Denton Kent, deputy county executive for planning and development, said he finds the entire fence issue confusing.

"Probably 'veiled' would be a good word," he added.

It's not unlike the circumstances surrounding a $100 million addition to the CIA's Langley headquarters, 10 miles to the east, that Foster said is nearly complete. Local officials joked that the only way they could see the site would be to fly over it in a helicopter.

Langley is a "federal enclave," so no local permits are required, the officials said. "We don't have any information on whether that's started, or under way, or what it is," Kent said of the addition.

County officials seem only slightly more clued in about the CIA's presence in Reston.

"We do know that the fence is still there," Kent offered. Do Fairfax officials have the power to order it dismantled? "There's a real question whether we do or not," he said.

Neither Kent nor other Fairfax officials appeared to know what the CIA is doing in Reston, and the agency isn't volunteering anything.

"We don't discuss what we do at any of our facilities," said Foster.

The fence was constructed about 18 months ago by the Reston project's owner-developers, Mulligan-Griffin & Associates of Rockville, county officials said. The developers said they would take the fence down when work stopped.

Fairfax officials think -- but are not certain -- that it has, at least temporarily. They think -- but are not positive -- that the CIA is now the project manager.

"I don't know if I mean 'management of the whole project' or not," said Kent. "It's cloudy."

An official with the development company could not be reached for comment.

The CIA informed the county in writing last fall that its fence "must" remain until a permanent alternative is designed -- possibly within six months.

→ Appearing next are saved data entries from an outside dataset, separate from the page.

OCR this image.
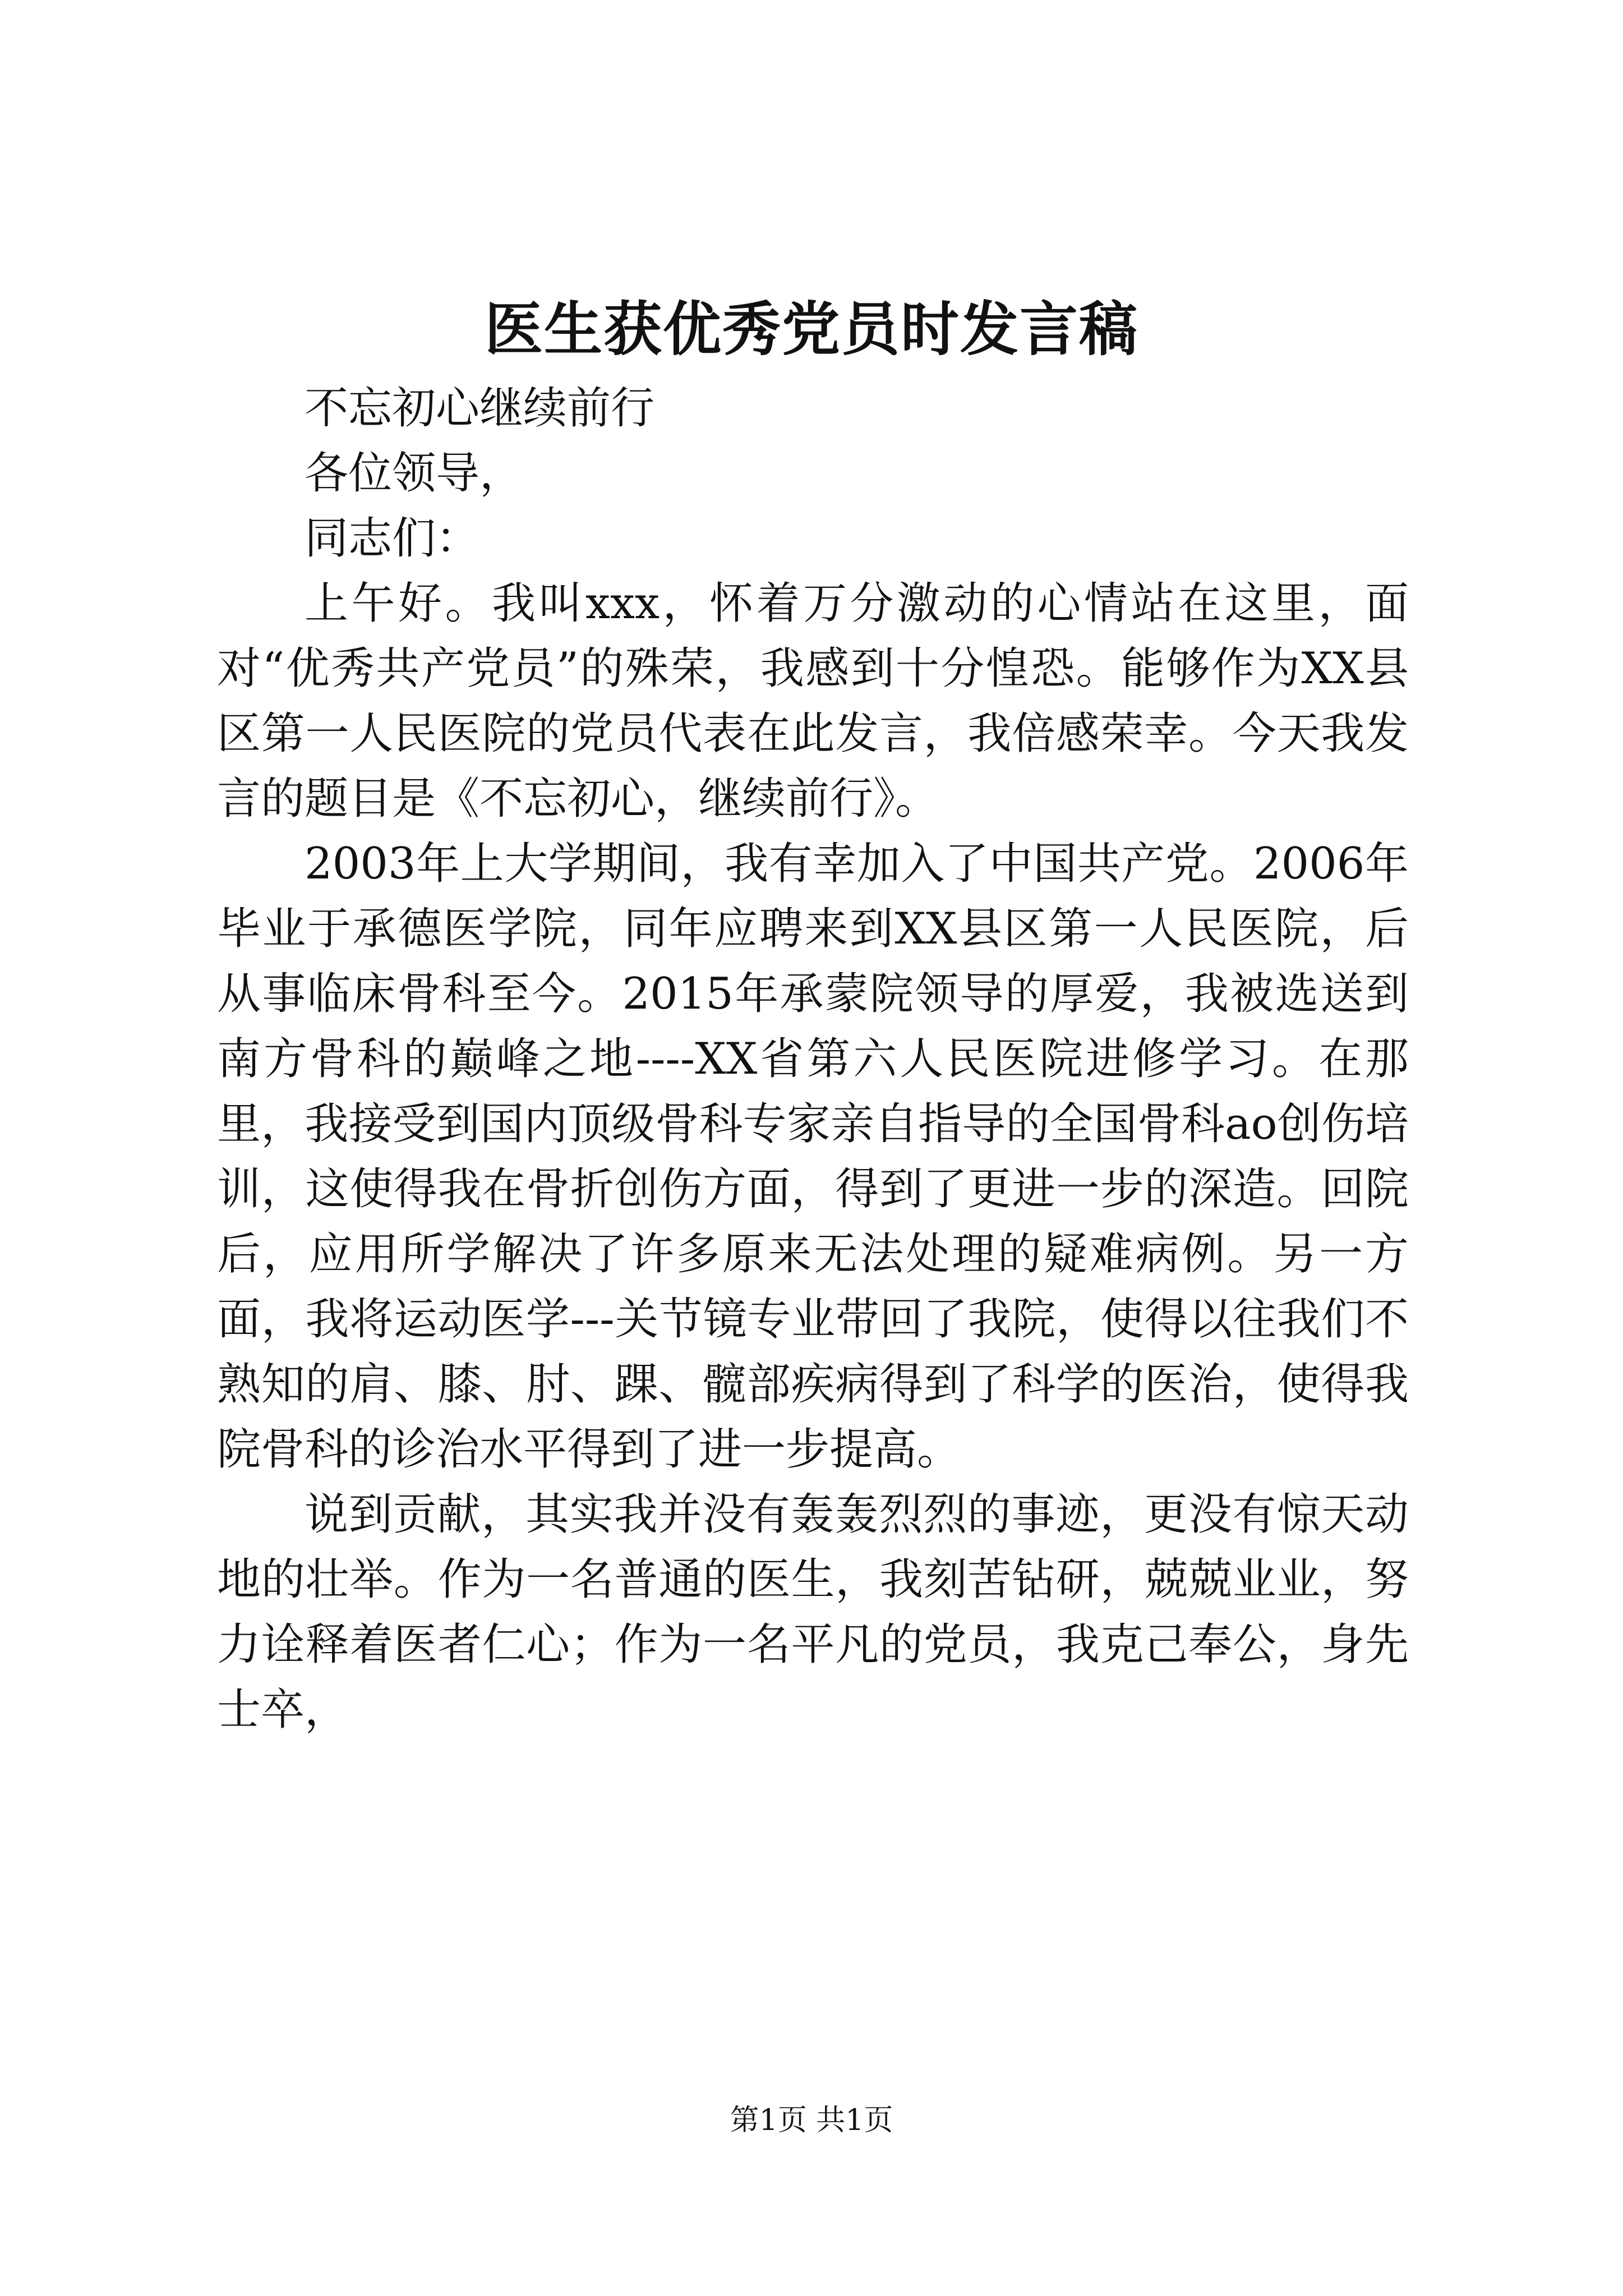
医生获优秀党员时发言稿

不忘初心继续前行

各位领导，

同志们：

上午好。我叫xxx，怀着万分激动的心情站在这里，面对“优秀共产党员”的殊荣，我感到十分惶恐。能够作为XX县区第一人民医院的党员代表在此发言，我倍感荣幸。今天我发言的题目是《不忘初心，继续前行》。

2003年上大学期间，我有幸加入了中国共产党。2006年毕业于承德医学院，同年应聘来到XX县区第一人民医院，后从事临床骨科至今。2015年承蒙院领导的厚爱，我被选送到南方骨科的巅峰之地----XX省第六人民医院进修学习。在那里，我接受到国内顶级骨科专家亲自指导的全国骨科ao创伤培训，这使得我在骨折创伤方面，得到了更进一步的深造。回院后，应用所学解决了许多原来无法处理的疑难病例。另一方面，我将运动医学---关节镜专业带回了我院，使得以往我们不熟知的肩、膝、肘、踝、髋部疾病得到了科学的医治，使得我院骨科的诊治水平得到了进一步提高。

说到贡献，其实我并没有轰轰烈烈的事迹，更没有惊天动地的壮举。作为一名普通的医生，我刻苦钻研，兢兢业业，努力诠释着医者仁心；作为一名平凡的党员，我克己奉公，身先士卒，

第1页 共1页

Any plans for a permanent structure would be submitted for public review and comment, the agency said.

"Please be assured that we are fully aware of the concern of the Reston Home Owners Association, and that we are anxious to resolve this issue to our mutual satisfaction," wrote William F. Donnelly, deputy CIA director for administration.

"I'm still trusting that they'll live up to their word," said Joseph Stowers, cochairman of the Reston Community Association's planning and zoning committee.

"I think I'm more annoyed than frustrated," said Pennino.